O capital, em seus diversos contextos, precisa criar e recriar as
condições para a reprodução social da força de trabalho. Em países
ricos, com legislações protetivas consolidadas e arrancadas por lutas
sociais, algumas concessões são fornecidas para uma melhor qualidade de
vida dos trabalhadores. Já em países periféricos, principalmente aqueles
marcados por uma história racista e colonial, as vidas (negras) não
importam! Quando um trabalhador adoece por conta do trabalho nas minas,
sendo obrigado a voltar para a sua comunidade, outros vêm para
substituí-lo. Mas, para que esse ciclo interminável ocorra, o Estado
atua litigiosamente criando leis – como os impostos sobre a terra – que
dificultam a vida dos indivíduos e os obrigam a fornecer seus filhos
saudáveis para trabalhar em outra localidade – no caso, retratado no
filme, nas minas de ouro. Sela-se, assim, sob o comando de alguns homens
brancos, o destino de milhares de seres humanos.

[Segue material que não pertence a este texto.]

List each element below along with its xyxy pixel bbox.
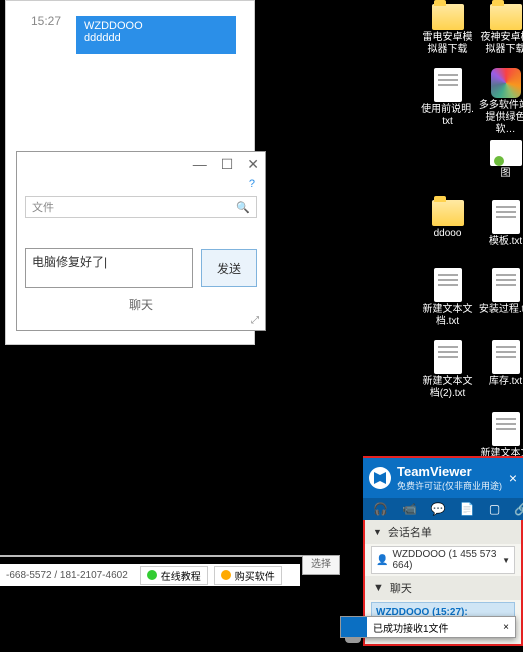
status-dot-icon (147, 570, 157, 580)
message-time: 15:27 (31, 14, 61, 28)
chat-message: WZDDOOO dddddd (76, 16, 236, 54)
headset-icon[interactable]: 🎧 (373, 502, 388, 516)
icon-label: 模板.txt (489, 236, 522, 248)
text-file-icon[interactable] (434, 268, 462, 302)
search-placeholder: 文件 (32, 199, 54, 215)
panel-title: TeamViewer (397, 464, 502, 479)
search-input[interactable]: 文件 🔍 (25, 196, 257, 218)
expand-icon[interactable]: ⤢ (251, 315, 259, 326)
search-icon: 🔍 (236, 201, 250, 214)
file-received-notification: 已成功接收1文件 × (340, 616, 516, 638)
monitor-icon (341, 617, 367, 637)
maximize-button[interactable]: ☐ (221, 156, 234, 173)
chevron-down-icon: ▼ (502, 556, 510, 565)
folder-icon[interactable] (490, 4, 522, 30)
text-file-icon[interactable] (492, 412, 520, 446)
help-icon[interactable]: ? (249, 178, 255, 190)
app-icon[interactable] (491, 68, 521, 98)
minimize-button[interactable]: — (193, 156, 207, 172)
text-file-icon[interactable] (434, 68, 462, 102)
chevron-down-icon: ▼ (373, 582, 384, 594)
text-file-icon[interactable] (434, 340, 462, 374)
online-tutorial-button[interactable]: 在线教程 (140, 566, 208, 585)
coin-icon (221, 570, 231, 580)
video-icon[interactable]: 📹 (402, 502, 417, 516)
image-folder-icon[interactable] (490, 140, 522, 166)
session-list-header[interactable]: ▼会话名单 (365, 520, 521, 544)
icon-label: ddooo (434, 228, 462, 240)
select-box[interactable]: 选择 (302, 555, 340, 575)
divider (0, 555, 340, 557)
panel-subtitle: 免费许可证(仅非商业用途) (397, 479, 502, 492)
session-user[interactable]: 👤 WZDDOOO (1 455 573 664) ▼ (371, 546, 515, 574)
icon-label: 雷电安卓模拟器下载 (420, 32, 475, 56)
icon-label: 新建文本文档(2).txt (420, 376, 475, 400)
folder-icon[interactable] (432, 4, 464, 30)
icon-label: 图 (501, 168, 511, 180)
file-icon[interactable]: 📄 (460, 502, 475, 516)
chevron-down-icon: ▼ (373, 527, 382, 537)
icon-label: 新建文本文档.txt (420, 304, 475, 328)
message-body: dddddd (84, 32, 228, 44)
icon-label: 多多软件站-提供绿色软… (478, 100, 523, 136)
text-file-icon[interactable] (492, 268, 520, 302)
buy-software-button[interactable]: 购买软件 (214, 566, 282, 585)
chat-window: 15:27 WZDDOOO dddddd — ☐ ✕ ? 文件 🔍 电脑修复好了… (5, 0, 255, 345)
bottom-bar: -668-5572 / 181-2107-4602 在线教程 购买软件 (0, 564, 300, 586)
icon-label: 安装过程.txt (479, 304, 523, 316)
close-button[interactable]: ✕ (247, 156, 259, 173)
board-icon[interactable]: ▢ (489, 502, 500, 516)
link-icon[interactable]: 🔗 (514, 502, 523, 516)
close-button[interactable]: × (509, 470, 517, 486)
inner-window: — ☐ ✕ ? 文件 🔍 电脑修复好了| 发送 聊天 ⤢ (16, 151, 266, 331)
notification-text: 已成功接收1文件 (373, 620, 449, 635)
send-button[interactable]: 发送 (201, 249, 257, 287)
folder-icon[interactable] (432, 200, 464, 226)
tab-chat[interactable]: 聊天 (17, 296, 265, 313)
phone-text: -668-5572 / 181-2107-4602 (0, 570, 134, 581)
chat-icon[interactable]: 💬 (431, 502, 446, 516)
icon-label: 使用前说明.txt (420, 104, 475, 128)
chat-section-header[interactable]: ▼聊天 (365, 576, 521, 600)
teamviewer-logo-icon (369, 467, 391, 489)
text-file-icon[interactable] (492, 200, 520, 234)
icon-label: 夜神安卓模拟器下载 (478, 32, 523, 56)
text-file-icon[interactable] (492, 340, 520, 374)
close-button[interactable]: × (497, 622, 515, 633)
message-sender: WZDDOOO (84, 20, 228, 32)
icon-label: 库存.txt (489, 376, 522, 388)
message-input[interactable]: 电脑修复好了| (25, 248, 193, 288)
user-icon: 👤 (376, 555, 388, 566)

Os filmes escolhidos para esta seção da Mostra Ecofalante demonstram,
por diferentes perspectivas, o papel central do trabalho na
constituição da vida social. Ele é definidor na formação de
subjetividades, na organização de economias locais e nacionais e na
constituição das culturas. A depender de como é organizado, pode ser
tanto um fator de coesão, como se evidencia nos filmes russo e francês,
como de desagregação social, como fica explícito em Ouro da Morte.
Nos primeiros casos, o fechamento ou a reestruturação de uma fábrica
ameaçou a vida local e impulsionou seus operários e operárias a lutarem
para manter um certo modo de vida. Já no caso africano, o trabalho nas
minas de ouro é a ilustração cabal da degradação total do ser humano,
semelhante à escravidão. Aqui, os corpos negros são reificados para
alimentar a luxúria de alguns poucos brancos.
O título original do documentário francês é On va tout pêter,
que pode ser traduzido como “vamos explodir tudo”. Trata-se da frase
pichada no tanque de gás líquido, logo na entrada do prédio ocupado
pelos trabalhadores, envolto por um dispositivo explosivo. No entanto,
além de sua mensagem direta, a frase tem um outro sentido metafórico.
Nas manifestações operárias francesas, recorrentemente se canta “Ça va pêter!”
(Isso vai explodir!), em referência à disposição de luta quando parece
não haver mais nada a perder diante da falta de perspectivas no atual
sistema econômico e político, como pudemos ver recentemente com os
Coletes Amarelos.
O mundo pós-pandemia tende a aumentar a exploração do trabalho, a
desigualdade social e econômica e as formas mais precárias de trabalho.
Num processo de desagregação da integração social, a sociedade
capitalista tem intensificado as formas arcaicas de dominação, como o
patriarcado e o racismo. Nesse cenário, há indicações de que muitas
fábricas falirão e postos de trabalho serão fechados ou substituídos por
máquinas automatizadas. Enquanto isso, o 1% segue aumentando as suas
riquezas às custas da grande maioria da população. Resta-nos saber para
onde irá a sociedade quanto tudo o que é sólido se desmanchar no ar.